Em seguida lembrei-me do Ge, Chico e Maurício. Há anos não falava com eles – exceto Maurício que volta e meia encontrava em Antonina – e pouco me lembrava do som que ouvíamos no quarto da casa da avó do Ge. Ele era quem eu mais conhecia, pois crescemos juntos e jogávamos bola no Campo do Flaminguinho. Ge era como Edson: tinha talento para as artes, desenhava bem, era culto e gostava de ir à busca de novidades musicais. Foi ele quem mais nos mostrou o caminho do rock, através dos discos do Led Zeppelin, Black Sabbath, David Bowie e Rolling Stones. Conheci Chico e Maurício nas mesmas condições de Edson: ouvindo som na casa do Ge. Chico era uma espécie de mau elemento e minha mãe não gostava dele por conta de seu passado recente de “bandidagem”. Mas eu não me importava, pois Chico tinha a incumbência de nos tirar do tédio por conta da sonolência capelista. Tinha um excelente relacionamento com algumas figuras grotescas de Antonina, e sempre inventava alguma maluquice para fazermos, como por exemplo, lançar morteiros pelas ruas de Antonina. Chegou a andar com Nininho Inxó - um especialista em subterfúgios alucinógenos que provocavam caganeira -, e com algumas figuras da Turma do Litro - grupo que vivia no mercado esperando os botecos abrirem para receberam a primeira dádiva do dia. Tinha um gosto particular pelas coisas mundanas. Vivia na zona, mendigando uma puta velha e um copo de cerveja. Muitas vezes ele conseguia de graça alguma cama, graças à sua simpatia e bom papo.
Maurício era mais na dele e vivia com a avó, no Hotel Miralba, onde volta e meia sodomizávamos as "namoradas" ao som de Pink Floyd e Yes: bandas preferidas do Maurício. Tinha um velho acordeom, do qual tirava alguns acordes experimentais que serviram como base para algumas composições próprias. Foi ele que nos incentivou a montar uma banda de rock e a compor algumas canções.
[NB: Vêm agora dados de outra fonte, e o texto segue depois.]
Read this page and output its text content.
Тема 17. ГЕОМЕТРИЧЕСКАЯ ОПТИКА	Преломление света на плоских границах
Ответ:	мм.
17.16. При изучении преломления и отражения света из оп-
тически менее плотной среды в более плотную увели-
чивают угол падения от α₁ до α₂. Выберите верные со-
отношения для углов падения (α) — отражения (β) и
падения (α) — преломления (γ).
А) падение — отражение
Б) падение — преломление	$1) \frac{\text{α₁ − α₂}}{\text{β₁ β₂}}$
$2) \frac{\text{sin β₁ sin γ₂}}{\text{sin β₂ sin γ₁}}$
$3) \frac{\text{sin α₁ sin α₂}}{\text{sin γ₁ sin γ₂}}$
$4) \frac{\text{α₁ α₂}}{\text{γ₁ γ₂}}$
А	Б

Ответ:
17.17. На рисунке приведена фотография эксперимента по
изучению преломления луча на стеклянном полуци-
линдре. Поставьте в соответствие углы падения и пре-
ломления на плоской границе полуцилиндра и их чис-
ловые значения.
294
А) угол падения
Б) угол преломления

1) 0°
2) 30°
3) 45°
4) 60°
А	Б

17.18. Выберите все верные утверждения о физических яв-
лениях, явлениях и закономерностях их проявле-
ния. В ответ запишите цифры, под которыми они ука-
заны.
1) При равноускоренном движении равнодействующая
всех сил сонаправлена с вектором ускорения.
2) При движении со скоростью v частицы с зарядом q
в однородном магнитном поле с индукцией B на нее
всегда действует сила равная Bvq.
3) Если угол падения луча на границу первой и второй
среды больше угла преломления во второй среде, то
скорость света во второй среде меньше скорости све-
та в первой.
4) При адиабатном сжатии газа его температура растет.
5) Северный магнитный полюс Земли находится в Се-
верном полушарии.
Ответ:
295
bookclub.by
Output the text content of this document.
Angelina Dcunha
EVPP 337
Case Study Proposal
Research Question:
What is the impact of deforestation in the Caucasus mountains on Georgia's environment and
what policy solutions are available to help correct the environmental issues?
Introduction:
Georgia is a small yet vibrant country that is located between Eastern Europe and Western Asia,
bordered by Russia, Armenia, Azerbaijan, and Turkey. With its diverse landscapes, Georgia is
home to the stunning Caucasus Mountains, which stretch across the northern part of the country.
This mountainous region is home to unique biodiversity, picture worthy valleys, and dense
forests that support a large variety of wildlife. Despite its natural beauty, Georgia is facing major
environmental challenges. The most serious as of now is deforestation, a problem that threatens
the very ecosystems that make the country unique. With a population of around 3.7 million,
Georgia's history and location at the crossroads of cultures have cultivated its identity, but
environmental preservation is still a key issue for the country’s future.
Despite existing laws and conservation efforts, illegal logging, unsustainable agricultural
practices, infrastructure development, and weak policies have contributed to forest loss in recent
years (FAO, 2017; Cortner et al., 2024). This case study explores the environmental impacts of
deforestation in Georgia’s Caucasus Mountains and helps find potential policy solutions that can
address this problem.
Aceitamos de imediato e os primeiros ensaios foram no quarto do Ge, onde havia uma radiola velha que servia como amplificador para a guitarra. Maurício levou seu velho acordeom, Ge amplificou sua guitarra, enquanto eu, com duas baquetas nas mãos, me preparava para fazer da poltrona do quarto do Ge a minha bateria.
8 comentários:
Poxa, Luiz, quantas lembranças de um tempo bom em que estávamos ocnstruindo o mundo a partir das nossas próprias experiências. Abração!
Luiz,
Mais um texto ótimo de se ler! Parabéns!
Grande Luiz, só você mesmo para lembrar daquele tempo.
Muito bom.
Chitãozinho e Xororó em começo de carreira...bricadeiras à parte, belo texto Luis e que belas memórias.
Natinho,
Essa foto foi em 75, época em que a gente usava patcholi e ia no Primavera, Literário e Operário
abraço
Maurício,]
Muita coisa ainda está fervilhando na minha e na tua memória
abraço
Esqueceu do Conhaque Palhinha!
E do Counturrê, que fedia pra cacete!